I like the historical acuity of Michael Scharf's critique of "personalism" in American poetry, despite the fact that my perspective is about as opposite to his as one can get. I do think he has identified something deeply askew in the approach or method which turns poetry into a celebration of subjectivity without limits, as a kind of aesthetic compensation for all the limitations of actual & historical reality.
But I fork paths with Scharf when he offers a form of Marxist-historical-materialist critique as a response to the problem of the person & the personal. A hortatory & quasi-religious rhetoric insinuates itself into his analysis. We are under a moral obligation to "figure a disposition" between "possession and dispossession" - a "material site" of "mistranslation" and "struggle" - ie. it appears that Scharf's notion of the person is that of something partially determined or impinged upon by a materialist history of social struggle, and poetry, in order to mean anything, has to seek the constantly-shifting nexus or interface or locus of this set of implied obligations to the larger (& conflicted) situation.
I have no problem with the idea that individual human meaning is only discovered within a context of the shapes of time & history of the human race as a species, and the world as a whole. What I would argue is that such meaning can be explored & discovered without denying the individual human person an essential - the essential, paradigmatic role - both in history in general, and in poetry in particular.
The crux of the matter comes with an analysis of this notion of the individual human person. If we limit the concept of the person to the egocentric Self as sketched by Scharf (as part of the "mainstream" ideology of American poetics), then Scharf's critique & dismissal of such a limited concept is easy to understand. But we need, rather, to qualify & complicate our sense of the person, rather than reject a caricature of same. One could consult, just for one example, Christian Moev's The Metaphysics of Dante's Comedy, for an introduction to Dante's medieval-poetic understanding of the human self as essentially contingent : but not, as in the modern sense, contingent upon abstract or human-historical forces, but upon a relationship with a divine source in whose image man is made. The relational complexities of the (Judeo-Christian) religious vision of Man-&-God - within which the category of the "personal" is not denied, but rather supplemented & enhanced, while at the same time subjected to an ultimate ethical demand ("eternal judgement" on each individual soul) - these complex relations are part of a nexus of understanding, a viewpoint within which materialist historicism seems finally like a form of personal irresponsibility masking itself as social ethics.

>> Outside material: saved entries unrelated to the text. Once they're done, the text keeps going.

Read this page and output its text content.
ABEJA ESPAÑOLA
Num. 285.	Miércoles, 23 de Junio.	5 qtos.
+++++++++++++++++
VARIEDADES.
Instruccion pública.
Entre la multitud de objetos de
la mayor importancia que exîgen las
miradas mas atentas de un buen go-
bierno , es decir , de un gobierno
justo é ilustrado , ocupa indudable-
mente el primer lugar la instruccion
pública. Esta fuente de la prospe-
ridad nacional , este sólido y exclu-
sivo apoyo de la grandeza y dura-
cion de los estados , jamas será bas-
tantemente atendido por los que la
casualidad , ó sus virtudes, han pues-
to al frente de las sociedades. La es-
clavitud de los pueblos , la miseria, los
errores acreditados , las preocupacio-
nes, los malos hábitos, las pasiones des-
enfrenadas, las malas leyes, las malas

I have gone into these issues at greater length in various blog posts here on Russian Acmeism & "domestic hellenism" : on the perspective emanating from Gumilev & Mandelstam (with deep roots in Byzantine Christianity) which asserted - in the face of revolutionary collectivism - a "chaste" vision of the dignity & beauty of both individual persons & distinct natural phenomena of all sorts. The early 20th-cent. debate between Acmeism & Futurism was another arena in which these basic philosophical problems polarized & played themselves out on an aesthetic/poetic plane.
"The individual is always mistaken" wrote Emerson in "Experience." Emerson? Champion of the individual?? But, as Doug Crase points out, if the individual were not always mistaken, there would be no need for more of us.
ReplyDeleteTranscendentalism tells us that the individual is one and all, is a (vitally important) strand of the whole cloth.